Editor’s note: This post was updated on Oct. 25, 2016.

Our economy couldn’t function without trucks: Food wouldn’t get to stores, factories wouldn’t have supplies, and that package you ordered from Amazon would never arrive. But as they make America work, trucks also put a lot of pollution in the air.

In fact, trucks produce nearly half a billion tons of climate pollution a year. Without new efficiency standards, they’re on track to increase climate pollution more than nearly any other source over the next few decades. Until now.

The U.S. Environmental Protection Agency and Department of Transportation recently finalized a new rule that will make trucks significantly more efficient over the next decade. It will cut carbon pollution by 1.1 billion metric tons a year by 2027, and save truckers millions in fuel costs.

The new standards, which build on the first phase of standards rolled out in 2011, cover vehicles such as freight trucks, buses, garbage trucks, and heavy-duty pickup trucks and vans.

It’s a really big deal for our health and the climate – the 18-wheeler of truck fuel efficiency rules.

In addition to its health and environmental benefits, the rule will reduce trucks’ fuel consumption by 2 billion barrels of oil, which helps explain why so many in the trucking industry are fully on board with this change.

Three big efforts to rein in pollution

The Clean Truck rule is part of the EPA’s responsibility to cut climate pollution, as well as the conventional air pollution that causes asthma attacks and other serious lung and heart problems, and can lead to premature death.

It has included tackling three big sources of air and climate pollution: transportation, methane from the oil and gas industry, and power plants.

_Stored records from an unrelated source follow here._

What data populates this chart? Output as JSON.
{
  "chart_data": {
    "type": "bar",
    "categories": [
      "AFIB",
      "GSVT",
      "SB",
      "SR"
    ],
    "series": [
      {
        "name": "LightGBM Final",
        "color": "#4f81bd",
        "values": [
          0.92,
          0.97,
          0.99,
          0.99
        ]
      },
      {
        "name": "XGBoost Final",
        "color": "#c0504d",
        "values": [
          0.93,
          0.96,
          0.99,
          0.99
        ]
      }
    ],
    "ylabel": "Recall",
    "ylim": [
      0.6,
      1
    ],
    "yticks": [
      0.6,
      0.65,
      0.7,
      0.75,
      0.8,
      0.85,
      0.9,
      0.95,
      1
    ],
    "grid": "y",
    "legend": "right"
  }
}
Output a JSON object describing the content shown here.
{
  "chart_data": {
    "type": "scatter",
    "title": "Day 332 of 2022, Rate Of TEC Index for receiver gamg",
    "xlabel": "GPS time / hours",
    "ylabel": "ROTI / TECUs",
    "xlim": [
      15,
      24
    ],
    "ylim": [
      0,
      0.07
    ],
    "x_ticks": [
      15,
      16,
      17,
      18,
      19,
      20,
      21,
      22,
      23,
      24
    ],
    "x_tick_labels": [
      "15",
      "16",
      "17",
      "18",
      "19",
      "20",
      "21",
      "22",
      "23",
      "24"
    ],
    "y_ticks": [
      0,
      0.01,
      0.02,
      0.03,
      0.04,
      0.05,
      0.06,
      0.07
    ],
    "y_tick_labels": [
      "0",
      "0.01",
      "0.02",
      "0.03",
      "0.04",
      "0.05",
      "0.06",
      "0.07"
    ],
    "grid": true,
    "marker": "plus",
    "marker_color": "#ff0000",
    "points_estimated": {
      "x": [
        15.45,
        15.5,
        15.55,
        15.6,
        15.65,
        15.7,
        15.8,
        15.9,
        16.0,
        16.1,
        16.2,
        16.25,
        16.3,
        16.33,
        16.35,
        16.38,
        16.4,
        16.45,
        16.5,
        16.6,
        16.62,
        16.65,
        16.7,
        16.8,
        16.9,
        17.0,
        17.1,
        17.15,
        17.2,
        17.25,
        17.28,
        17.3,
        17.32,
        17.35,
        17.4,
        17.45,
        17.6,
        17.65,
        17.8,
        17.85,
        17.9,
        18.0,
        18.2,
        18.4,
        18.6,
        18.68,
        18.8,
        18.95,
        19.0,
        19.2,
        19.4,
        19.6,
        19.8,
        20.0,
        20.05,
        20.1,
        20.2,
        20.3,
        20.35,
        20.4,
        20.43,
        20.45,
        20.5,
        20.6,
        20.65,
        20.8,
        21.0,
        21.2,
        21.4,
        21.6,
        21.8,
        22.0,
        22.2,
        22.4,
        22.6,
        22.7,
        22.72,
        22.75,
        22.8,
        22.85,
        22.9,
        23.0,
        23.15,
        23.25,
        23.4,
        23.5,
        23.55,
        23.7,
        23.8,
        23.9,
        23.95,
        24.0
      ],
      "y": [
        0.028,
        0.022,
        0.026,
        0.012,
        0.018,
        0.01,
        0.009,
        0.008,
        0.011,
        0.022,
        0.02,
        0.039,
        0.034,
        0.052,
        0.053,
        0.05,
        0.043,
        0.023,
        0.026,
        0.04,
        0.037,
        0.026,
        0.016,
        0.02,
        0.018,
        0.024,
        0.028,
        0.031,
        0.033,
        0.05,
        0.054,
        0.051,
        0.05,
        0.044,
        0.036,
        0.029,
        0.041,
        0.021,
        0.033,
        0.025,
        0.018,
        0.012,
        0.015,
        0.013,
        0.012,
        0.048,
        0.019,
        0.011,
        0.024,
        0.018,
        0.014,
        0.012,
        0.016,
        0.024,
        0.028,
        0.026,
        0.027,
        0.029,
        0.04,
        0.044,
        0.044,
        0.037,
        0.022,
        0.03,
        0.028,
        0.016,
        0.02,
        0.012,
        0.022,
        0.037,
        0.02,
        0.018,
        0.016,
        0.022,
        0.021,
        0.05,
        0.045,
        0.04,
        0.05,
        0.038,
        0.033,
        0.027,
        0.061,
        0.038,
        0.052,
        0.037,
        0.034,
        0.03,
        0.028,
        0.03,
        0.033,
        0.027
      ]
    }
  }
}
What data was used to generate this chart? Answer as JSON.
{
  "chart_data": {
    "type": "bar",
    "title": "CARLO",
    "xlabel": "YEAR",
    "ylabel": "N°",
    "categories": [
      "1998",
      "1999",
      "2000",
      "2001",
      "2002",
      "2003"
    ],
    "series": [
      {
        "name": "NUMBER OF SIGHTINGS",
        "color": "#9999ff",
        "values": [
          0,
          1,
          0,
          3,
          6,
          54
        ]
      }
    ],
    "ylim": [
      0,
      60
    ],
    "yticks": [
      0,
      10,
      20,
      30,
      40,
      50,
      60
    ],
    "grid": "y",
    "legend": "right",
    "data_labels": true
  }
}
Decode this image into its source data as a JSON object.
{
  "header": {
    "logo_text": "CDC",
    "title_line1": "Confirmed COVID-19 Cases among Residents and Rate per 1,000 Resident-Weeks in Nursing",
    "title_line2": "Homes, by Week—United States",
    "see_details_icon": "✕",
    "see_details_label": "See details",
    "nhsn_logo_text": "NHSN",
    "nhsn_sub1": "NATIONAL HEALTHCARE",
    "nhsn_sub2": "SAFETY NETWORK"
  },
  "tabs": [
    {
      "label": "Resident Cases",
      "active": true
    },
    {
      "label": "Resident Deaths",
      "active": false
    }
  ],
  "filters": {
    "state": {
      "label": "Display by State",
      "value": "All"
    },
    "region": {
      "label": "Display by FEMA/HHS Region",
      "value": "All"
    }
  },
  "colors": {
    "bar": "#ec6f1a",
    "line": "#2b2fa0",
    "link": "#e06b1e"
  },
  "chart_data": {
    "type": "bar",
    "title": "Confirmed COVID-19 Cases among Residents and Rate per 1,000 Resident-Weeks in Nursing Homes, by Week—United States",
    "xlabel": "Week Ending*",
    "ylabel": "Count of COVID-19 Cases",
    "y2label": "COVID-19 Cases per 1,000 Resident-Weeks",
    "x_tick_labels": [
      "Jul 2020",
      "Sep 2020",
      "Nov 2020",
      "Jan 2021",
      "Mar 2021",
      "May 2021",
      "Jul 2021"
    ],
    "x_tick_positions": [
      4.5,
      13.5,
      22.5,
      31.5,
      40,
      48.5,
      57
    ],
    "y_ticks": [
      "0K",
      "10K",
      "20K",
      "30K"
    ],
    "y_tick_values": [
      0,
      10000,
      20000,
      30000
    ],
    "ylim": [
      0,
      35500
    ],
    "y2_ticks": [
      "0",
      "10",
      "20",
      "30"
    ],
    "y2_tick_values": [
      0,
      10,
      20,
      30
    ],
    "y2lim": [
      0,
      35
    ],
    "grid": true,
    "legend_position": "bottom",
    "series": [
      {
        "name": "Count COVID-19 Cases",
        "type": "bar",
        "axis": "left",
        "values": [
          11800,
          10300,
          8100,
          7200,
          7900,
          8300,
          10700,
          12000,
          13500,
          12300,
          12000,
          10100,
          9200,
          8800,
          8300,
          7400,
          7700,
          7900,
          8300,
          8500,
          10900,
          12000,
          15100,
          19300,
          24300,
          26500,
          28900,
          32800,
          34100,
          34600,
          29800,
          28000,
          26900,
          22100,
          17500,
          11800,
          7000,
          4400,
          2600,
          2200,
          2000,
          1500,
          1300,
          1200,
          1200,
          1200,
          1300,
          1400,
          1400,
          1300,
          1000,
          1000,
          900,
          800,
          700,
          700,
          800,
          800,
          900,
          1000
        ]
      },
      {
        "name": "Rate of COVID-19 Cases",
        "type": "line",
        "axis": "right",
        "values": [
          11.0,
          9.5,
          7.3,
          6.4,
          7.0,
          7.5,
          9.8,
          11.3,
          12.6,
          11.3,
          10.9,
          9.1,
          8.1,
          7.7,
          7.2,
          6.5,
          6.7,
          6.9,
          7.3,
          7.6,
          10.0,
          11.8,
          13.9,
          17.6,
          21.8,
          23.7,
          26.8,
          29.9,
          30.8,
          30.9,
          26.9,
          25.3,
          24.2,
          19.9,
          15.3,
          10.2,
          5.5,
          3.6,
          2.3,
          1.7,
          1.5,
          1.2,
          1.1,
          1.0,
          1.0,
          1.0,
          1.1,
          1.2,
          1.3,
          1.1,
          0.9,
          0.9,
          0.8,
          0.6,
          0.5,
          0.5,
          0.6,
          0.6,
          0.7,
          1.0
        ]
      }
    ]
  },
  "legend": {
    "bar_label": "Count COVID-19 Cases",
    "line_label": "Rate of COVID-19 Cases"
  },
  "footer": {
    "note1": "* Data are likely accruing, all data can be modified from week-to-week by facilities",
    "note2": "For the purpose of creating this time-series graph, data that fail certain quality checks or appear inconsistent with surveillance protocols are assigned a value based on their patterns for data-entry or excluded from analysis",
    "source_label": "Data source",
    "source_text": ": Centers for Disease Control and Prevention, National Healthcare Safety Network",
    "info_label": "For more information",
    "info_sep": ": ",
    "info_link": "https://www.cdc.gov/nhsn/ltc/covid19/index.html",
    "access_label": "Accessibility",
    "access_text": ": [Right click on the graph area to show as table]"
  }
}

  • Early in his first term, President Obama boosted the required fuel efficiency for passenger cars to nearly 55 miles per gallon by 2025. This will cut climate pollution from cars by 6 billion tons over the life of the program.
  • New rules will also reduce methane pollution from new oil and gas wells, as well as flaring and venting gas on public lands. (Side note: Methane drives 25 percent of current global warming.)
  • Biggest of all, the landmark Clean Power Plan will set limits for the largest source of America’s climate pollution – power plants.

Now it’s up to the next president to build on the progress we’ve already made.